How South Asian Americans Are Building a New American Dream

They're expanding on the success of their immigrant parents, creating a blended cultural identity—and turning the tables on old stereotypes.

At Hoboken, New Jersey’s City Hall, Ravi S. Bhalla, the new mayor, stands in front of portraits of past mayors. An Indian-American civil rights lawyer and a Sikh who wears a turban to express his faith, Bhalla was elected in November. “We are a diverse and welcoming community,” he says.

The stand-up comic Hari Kondabolu, who is Indian American, had just finished telling a joke about being brown in America when the laughter was interrupted.

“Thank you, come again!” a heckler yelled mockingly in a thick, faux Indian accent.
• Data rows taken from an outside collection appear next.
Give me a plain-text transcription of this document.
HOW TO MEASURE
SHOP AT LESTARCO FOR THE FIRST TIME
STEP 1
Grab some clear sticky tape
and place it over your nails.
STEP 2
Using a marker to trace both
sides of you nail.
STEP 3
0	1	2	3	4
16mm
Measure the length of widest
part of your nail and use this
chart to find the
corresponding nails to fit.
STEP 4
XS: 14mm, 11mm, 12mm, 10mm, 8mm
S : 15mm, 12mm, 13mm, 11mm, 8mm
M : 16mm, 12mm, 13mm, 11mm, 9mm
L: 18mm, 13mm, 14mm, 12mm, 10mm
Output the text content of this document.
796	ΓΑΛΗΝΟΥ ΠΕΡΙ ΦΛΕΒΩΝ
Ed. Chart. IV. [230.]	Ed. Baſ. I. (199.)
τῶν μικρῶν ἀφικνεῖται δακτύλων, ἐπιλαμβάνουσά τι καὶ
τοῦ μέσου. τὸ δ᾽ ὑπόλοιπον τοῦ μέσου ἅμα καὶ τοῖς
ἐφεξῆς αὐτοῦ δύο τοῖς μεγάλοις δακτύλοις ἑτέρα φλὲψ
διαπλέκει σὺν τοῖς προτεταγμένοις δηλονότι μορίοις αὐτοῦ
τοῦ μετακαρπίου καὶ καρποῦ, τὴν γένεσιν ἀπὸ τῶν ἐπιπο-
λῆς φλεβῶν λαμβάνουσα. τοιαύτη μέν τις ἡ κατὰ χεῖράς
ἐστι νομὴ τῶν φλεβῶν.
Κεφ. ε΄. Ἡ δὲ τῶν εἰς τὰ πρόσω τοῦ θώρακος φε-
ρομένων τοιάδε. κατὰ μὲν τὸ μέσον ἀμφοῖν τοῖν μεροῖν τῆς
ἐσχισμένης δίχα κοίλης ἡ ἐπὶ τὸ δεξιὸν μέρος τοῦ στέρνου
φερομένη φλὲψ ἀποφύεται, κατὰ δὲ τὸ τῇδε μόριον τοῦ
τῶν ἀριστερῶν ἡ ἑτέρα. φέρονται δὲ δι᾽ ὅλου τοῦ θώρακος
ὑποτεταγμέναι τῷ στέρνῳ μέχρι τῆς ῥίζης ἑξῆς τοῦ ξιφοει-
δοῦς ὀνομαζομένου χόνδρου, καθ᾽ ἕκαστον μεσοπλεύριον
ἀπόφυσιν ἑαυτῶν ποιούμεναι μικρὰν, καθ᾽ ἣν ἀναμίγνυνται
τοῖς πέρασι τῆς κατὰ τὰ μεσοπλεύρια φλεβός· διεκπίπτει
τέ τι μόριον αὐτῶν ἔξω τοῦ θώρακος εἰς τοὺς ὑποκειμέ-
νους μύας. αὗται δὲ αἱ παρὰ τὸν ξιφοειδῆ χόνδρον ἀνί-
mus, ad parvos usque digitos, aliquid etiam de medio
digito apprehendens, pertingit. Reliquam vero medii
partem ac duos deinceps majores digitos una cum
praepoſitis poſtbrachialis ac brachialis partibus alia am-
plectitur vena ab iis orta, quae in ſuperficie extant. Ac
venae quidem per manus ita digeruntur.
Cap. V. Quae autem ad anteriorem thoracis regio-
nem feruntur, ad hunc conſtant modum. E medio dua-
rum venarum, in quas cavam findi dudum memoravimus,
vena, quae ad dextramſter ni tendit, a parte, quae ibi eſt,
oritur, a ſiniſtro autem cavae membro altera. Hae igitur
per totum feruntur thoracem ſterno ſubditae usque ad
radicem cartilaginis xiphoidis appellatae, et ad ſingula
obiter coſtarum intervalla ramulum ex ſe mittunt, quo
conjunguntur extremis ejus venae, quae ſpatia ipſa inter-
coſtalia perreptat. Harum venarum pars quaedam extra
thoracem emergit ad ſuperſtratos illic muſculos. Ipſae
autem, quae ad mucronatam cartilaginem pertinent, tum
The phrase is instantly recognizable to millions of fans of The Simpsons television show as the signature utterance of Apu Nahasapeemapetilon, who is portrayed unabashedly as a racial stereotype: the thrifty, borderline unscrupulous, and somewhat servile Indian convenience store owner.

To Kondabolu, those words at a show in October 2015 were even more familiar. Like many people of South Asian heritage in the United States, Kondabolu had “Thank you, come again!” aimed at him countless times while growing up. Now his irritation found expression in a smiling comeback. “I know you from high school, even though I don’t,” he said, pointing at the heckler. “You are the reason I do comedy, sir.”